Colapso de uma montanha provocado pelo recuo de geleiras gerou uma onda gigantesca de 481 metros no Alasca, reacendeu preocupações sobre os impactos do aquecimento global e levou especialistas a reforçar alertas para regiões costeiras em todo o mundo.
O turismo náutico no Alasca passou por uma reconfiguração operacional urgente após um tsunami de proporções históricas atingir o fiorde de Tracy Arm em agosto de 2025. A onda, que alcançou 481 metros de altura — o equivalente a uma vez e meia a Torre Eiffel —, foi gerada pelo colapso de uma montanha que, sem o suporte de uma geleira em recuo, despencou sobre as águas do fiorde e provocou deslocamentos de massa comparáveis ao peso de 24 Pirâmides de Gizé. O fenômeno forçou seis empresas de cruzeiros a buscarem rotas alternativas para a região.
O estudo sobre o evento foi conduzido pelo Dr.
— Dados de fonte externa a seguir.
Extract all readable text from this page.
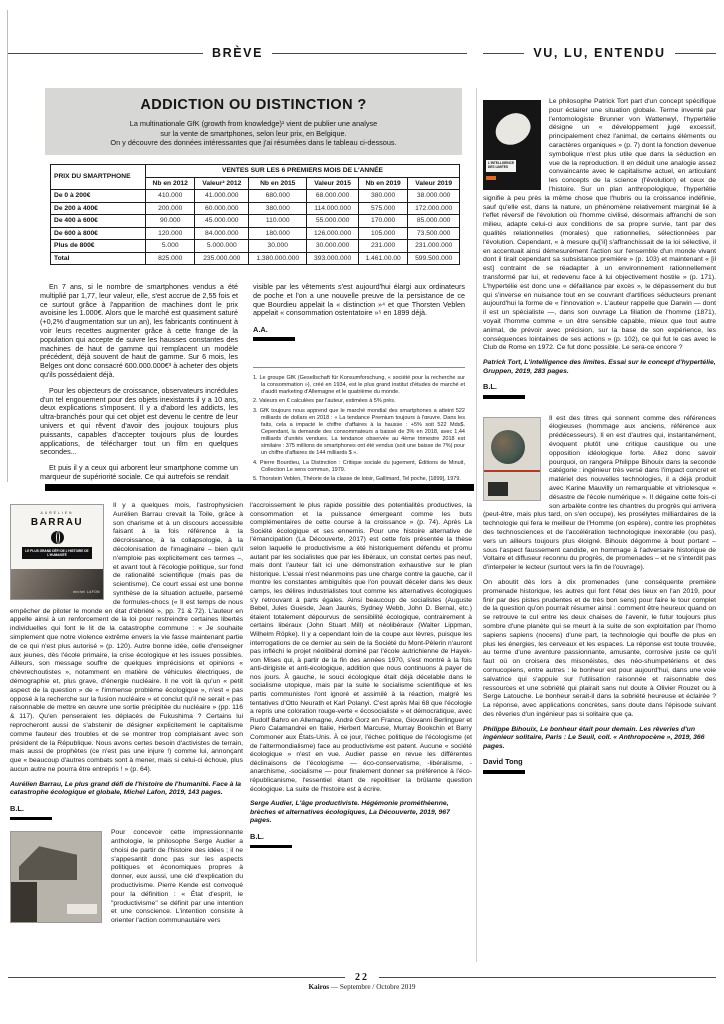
BRÈVE	VU, LU, ENTENDU

ADDICTION OU DISTINCTION ?

La multinationale GfK (growth from knowledge)¹ vient de publier une analyse

sur la vente de smartphones, selon leur prix, en Belgique.

On y découvre des données intéressantes que j'ai résumées dans le tableau ci-dessous.

PRIX DU SMARTPHONE	VENTES SUR LES 6 PREMIERS MOIS DE L'ANNÉE					
	Nb en 2012	Valeur² 2012	Nb en 2015	Valeur 2015	Nb en 2019	Valeur 2019
De 0 à 200€	410.000	41.000.000	680.000	68.000.000	380.000	38.000.000
De 200 à 400€	200.000	60.000.000	380.000	114.000.000	575.000	172.000.000
De 400 à 600€	90.000	45.000.000	110.000	55.000.000	170.000	85.000.000
De 600 à 800€	120.000	84.000.000	180.000	126.000.000	105.000	73.500.000
Plus de 800€	5.000	5.000.000	30.000	30.000.000	231.000	231.000.000
Total	825.000	235.000.000	1.380.000.000	393.000.000	1.461.00.00	599.500.000

En 7 ans, si le nombre de smartphones vendus a été multiplié par 1,77, leur valeur, elle, s'est accrue de 2,55 fois et ce surtout grâce à l'apparition de machines dont le prix avoisine les 1.000€. Alors que le marché est quasiment saturé (+0,2% d'augmentation sur un an), les fabricants continuent à voir leurs recettes augmenter grâce à cette frange de la population qui accepte de suivre les hausses constantes des machines de haut de gamme qui remplacent un modèle précédent, déjà souvent de haut de gamme. Sur 6 mois, les Belges ont donc consacré 600.000.000€³ à acheter des objets qu'ils possédaient déjà.

Pour les objecteurs de croissance, observateurs incrédules d'un tel engouement pour des objets inexistants il y a 10 ans, deux explications s'imposent. Il y a d'abord les addicts, les ultra-branchés pour qui cet objet est devenu le centre de leur univers et qui rêvent d'avoir des joujoux toujours plus puissants, capables d'accepter toujours plus de lourdes applications, de télécharger tout un film en quelques secondes...

Et puis il y a ceux qui arborent leur smartphone comme un marqueur de supériorité sociale. Ce qui autrefois se rendait

visible par les vêtements s'est aujourd'hui élargi aux ordinateurs de poche et l'on a une nouvelle preuve de la persistance de ce que Bourdieu appelait la « distinction »⁴ et que Thorsten Veblen appelait « consommation ostentatoire »⁵ en 1899 déjà.

A.A.

1. Le groupe GfK (Gesellschaft für Konsumforschung, « société pour la recherche sur la consommation »), créé en 1934, est le plus grand institut d'études de marché et d'audit marketing d'Allemagne et le quatrième du monde.

2. Valeurs en € calculées par l'auteur, estimées à 5% près.

3. GfK toujours nous apprend que le marché mondial des smartphones a atteint 522 milliards de dollars en 2018 : « La tendance Premium toujours à l'œuvre. Dans les faits, cela a impacté le chiffre d'affaires à la hausse : +5% soit 522 Mds$. Cependant, la demande des consommateurs a baissé de 3% en 2018, avec 1,44 milliards d'unités vendues. La tendance observée au 4ème trimestre 2018 est similaire : 375 millions de smartphones ont été vendus (soit une baisse de 7%) pour un chiffre d'affaires de 144 milliards $ ».

4. Pierre Bourdieu, La Distinction : Critique sociale du jugement, Éditions de Minuit, Collection Le sens commun, 1979.

5. Thorstein Veblen, Théorie de la classe de loisir, Gallimard, Tel poche, [1899], 1979.

AURÉLIEN
BARRAU
LE PLUS GRAND DÉFI DE L'HISTOIRE DE L'HUMANITÉ
michel LAFON

Il y a quelques mois, l'astrophysicien Aurélien Barrau crevait la Toile, grâce à son charisme et à un discours accessible faisant à la fois référence à la décroissance, à la collapsologie, à la décolonisation de l'imaginaire – bien qu'il n'emploie pas explicitement ces termes –, et avant tout à l'écologie politique, sur fond de rationalité scientifique (mais pas de scientisme). Ce court essai est une bonne synthèse de la situation actuelle, parsemé de formules-chocs (« Il est temps de nous empêcher de piloter le monde en état d'ébriété », pp. 71 & 72). L'auteur en appelle ainsi à un renforcement de la loi pour restreindre certaines libertés individuelles qui font le lit de la catastrophe commune : « Je souhaite simplement que notre violence extrême envers la vie fasse maintenant partie de ce qui n'est plus autorisé » (p. 120). Autre bonne idée, celle d'enseigner aux jeunes, dès l'école primaire, la crise écologique et les issues possibles. Ailleurs, son message souffre de quelques imprécisions et opinions « chèvrechoutistes », notamment en matière de véhicules électriques, de démographie et, plus grave, d'énergie nucléaire. Il ne voit là qu'un « petit aspect de la question » de « l'immense problème écologique », n'est « pas opposé à la recherche sur la fusion nucléaire » et conclut qu'il ne serait « pas raisonnable de mettre en œuvre une sortie précipitée du nucléaire » (pp. 116 & 117). Qu'en penseraient les déplacés de Fukushima ? Certains lui reprocheront aussi de s'abstenir de désigner explicitement le capitalisme comme fauteur des troubles et de se montrer trop complaisant avec son président de la République. Nous avons certes besoin d'activistes de terrain, mais aussi de prophètes (ce n'est pas une injure !) comme lui, annonçant que « beaucoup d'autres combats sont à mener, mais si celui-ci échoue, plus aucun autre ne pourra être entrepris ! » (p. 64).

Aurélien Barrau, Le plus grand défi de l'histoire de l'humanité. Face à la catastrophe écologique et globale, Michel Lafon, 2019, 143 pages.

B.L.

Pour concevoir cette impressionnante anthologie, le philosophe Serge Audier a choisi de partir de l'histoire des idées ; il ne s'appesantit donc pas sur les aspects politiques et économiques propres à donner, eux aussi, une clé d'explication du productivisme. Pierre Kende est convoqué pour la définition : « État d'esprit, le "productivisme" se définit par une intention et une conscience. L'intention consiste à orienter l'action communautaire vers

l'accroissement le plus rapide possible des potentialités productives, la consommation et la puissance émergeant comme les buts complémentaires de cette course à la croissance » (p. 74). Après La Société écologique et ses ennemis. Pour une histoire alternative de l'émancipation (La Découverte, 2017) est cette fois présentée la thèse selon laquelle le productivisme a été historiquement défendu et promu autant par les socialistes que par les libéraux, un constat certes pas neuf, mais dont l'auteur fait ici une démonstration exhaustive sur le plan historique. L'essai n'est néanmoins pas une charge contre la gauche, car il montre les constantes ambiguïtés que l'on pouvait déceler dans les deux camps, les délires industrialistes tout comme les alternatives écologiques s'y retrouvant à parts égales. Ainsi beaucoup de socialistes (Auguste Bebel, Jules Guesde, Jean Jaurès, Sydney Webb, John D. Bernal, etc.) étaient totalement dépourvus de sensibilité écologique, contrairement à certains libéraux (John Stuart Mill) et néolibéraux (Walter Lippman, Wilhelm Röpke). Il y a cependant loin de la coupe aux lèvres, puisque les interrogations de ce dernier au sein de la Société du Mont-Pèlerin n'auront pas infléchi le projet néolibéral dominé par l'école autrichienne de Hayek-von Mises qui, à partir de la fin des années 1970, s'est montré à la fois anti-dirigiste et anti-écologique, addition que nous continuons à payer de nos jours. À gauche, le souci écologique était déjà décelable dans le socialisme utopique, mais par la suite le socialisme scientifique et les partis communistes l'ont ignoré et assimilé à la réaction, malgré les tentatives d'Otto Neurath et Karl Polanyi. C'est après Mai 68 que l'écologie a repris une coloration rouge-verte « écosocialiste » et démocratique, avec Rudolf Bahro en Allemagne, André Gorz en France, Giovanni Berlinguer et Piero Calamandrei en Italie, Herbert Marcuse, Murray Bookchin et Barry Commoner aux États-Unis. À ce jour, l'échec politique de l'écologisme (et de l'altermondialisme) face au productivisme est patent. Aucune « société écologique » n'est en vue. Audier passe en revue les différentes déclinaisons de l'écologisme — éco-conservatisme, -libéralisme, -anarchisme, -socialisme — pour finalement donner sa préférence à l'éco-républicanisme, l'essentiel étant de repolitiser la brûlante question écologique. La suite de l'histoire est à écrire.

Serge Audier, L'âge productiviste. Hégémonie prométhéenne, brèches et alternatives écologiques, La Découverte, 2019, 967 pages.

B.L.
L'INTELLIGENCE DES LIMITES

Le philosophe Patrick Tort part d'un concept spécifique pour éclairer une situation globale. Terme inventé par l'entomologiste Brunner von Wattenwyl, l'hypertélie désigne un « développement jugé excessif, principalement chez l'animal, de certains éléments ou caractères organiques » (p. 7) dont la fonction devenue symbolique n'est plus utile que dans la séduction en vue de la reproduction. Il en déduit une analogie assez convaincante avec le capitalisme actuel, en articulant les concepts de la science (l'évolution) et ceux de l'histoire. Sur un plan anthropologique, l'hypertélie signifie à peu près la même chose que l'hubris ou la croissance indéfinie, sauf qu'elle est, dans la nature, un phénomène relativement marginal lié à l'effet réversif de l'évolution où l'homme civilisé, désormais affranchi de son milieu, adapte celui-ci aux conditions de sa propre survie, tant par des qualités relationnelles (morales) que rationnelles, sélectionnées par l'évolution. Cependant, « à mesure qu['il] s'affranchissait de la loi sélective, il en accentuait ainsi démesurément l'action sur l'ensemble d'un monde vivant dont il tirait cependant sa subsistance première » (p. 103) et maintenant « [il est] contraint de se réadapter à un environnement rationnellement transformé par lui, et redevenu face à lui objectivement hostile » (p. 171). L'hypertélie est donc une « défaillance par excès », le dépassement du but qui s'inverse en nuisance tout en se couvrant d'artifices séducteurs prenant aujourd'hui la forme de « l'innovation ». L'auteur rappelle que Darwin — dont il est un spécialiste —, dans son ouvrage La filiation de l'homme (1871), voyait l'homme comme « un être sensible capable, mieux que tout autre animal, de prévoir avec précision, sur la base de son expérience, les conséquences lointaines de ses actions » (p. 102), ce qui fut le cas avec le Club de Rome en 1972. Ce fut donc possible. Le sera-ce encore ?

Patrick Tort, L'intelligence des limites. Essai sur le concept d'hypertélie, Gruppen, 2019, 283 pages.

B.L.

Il est des titres qui sonnent comme des références élogieuses (hommage aux anciens, référence aux prédécesseurs). Il en est d'autres qui, instantanément, évoquent plutôt une critique caustique ou une opposition idéologique forte. Allez donc savoir pourquoi, on rangera Philippe Bihouix dans la seconde catégorie : ingénieur très versé dans l'impact concret et matériel des nouvelles technologies, il a déjà produit avec Karine Mauvilly un remarquable et vitriolesque « désastre de l'école numérique ». Il dégaine cette fois-ci son arbalète contre les chantres du progrès qui arrivera (peut-être, mais plus tard, on s'en occupe), les prosélytes milliardaires de la technologie qui fera le meilleur de l'Homme (on espère), contre les prophètes des technosciences et de l'accélération technologique inexorable (ou pas), vers un ailleurs toujours plus éloigné. Bihouix dégomme à bout portant – sous l'aspect faussement candide, en hommage à l'adversaire historique de Voltaire et diffuseur reconnu du progrès, de promenades – et ne s'interdit pas d'interpeler le lecteur (surtout vers la fin de l'ouvrage).

On aboutit dès lors à dix promenades (une conséquente première promenade historique, les autres qui font l'état des lieux en l'an 2019, pour finir par des pistes prudentes et de très bon sens) pour faire le tour complet de la question qu'on pourrait résumer ainsi : comment être heureux quand on se retrouve le cul entre les deux chaises de l'avenir, le futur toujours plus sombre d'une planète qui se meurt à la suite de son exploitation par l'homo sapiens sapiens (nocens) d'une part, la technologie qui bouffe de plus en plus les énergies, les cerveaux et les espaces. La réponse est toute trouvée, au terme d'une aventure passionnante, amusante, corrosive juste ce qu'il faut où on croisera des misonéistes, des néo-shumpetériens et des cornucopiens, entre autres : le bonheur est pour aujourd'hui, dans une voie salvatrice qui s'appuie sur l'utilisation raisonnée et raisonnable des ressources et une sobriété qui plairait sans nul doute à Olivier Rouzet ou à Serge Latouche. Le bonheur serait-il dans la sobriété heureuse et éclairée ? La réponse, avec applications concrètes, sans doute dans l'épisode suivant des rêveries d'un ingénieur pas si solitaire que ça.

Philippe Bihouix, Le bonheur était pour demain. Les rêveries d'un ingénieur solitaire, Paris : Le Seuil, coll. « Anthropocène », 2019, 366 pages.

David Tong
22
Kairos — Septembre / Octobre 2019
Dan Shugar e publicado na revista Science com contribuições de pesquisadores da University College London (UCL).
O colapso e seus efeitos imediatos
O megatsunami ocorreu às 5h30 da manhã, em um momento em que a maioria dos visitantes da região ainda dormia. Embora nenhum navio de grande porte tenha sido diretamente atingido pela onda principal, as águas do fiorde ficaram extremamente agitadas logo após o colapso, segundo relatos de tripulantes de uma embarcação que estava ancorada na entrada do fiorde.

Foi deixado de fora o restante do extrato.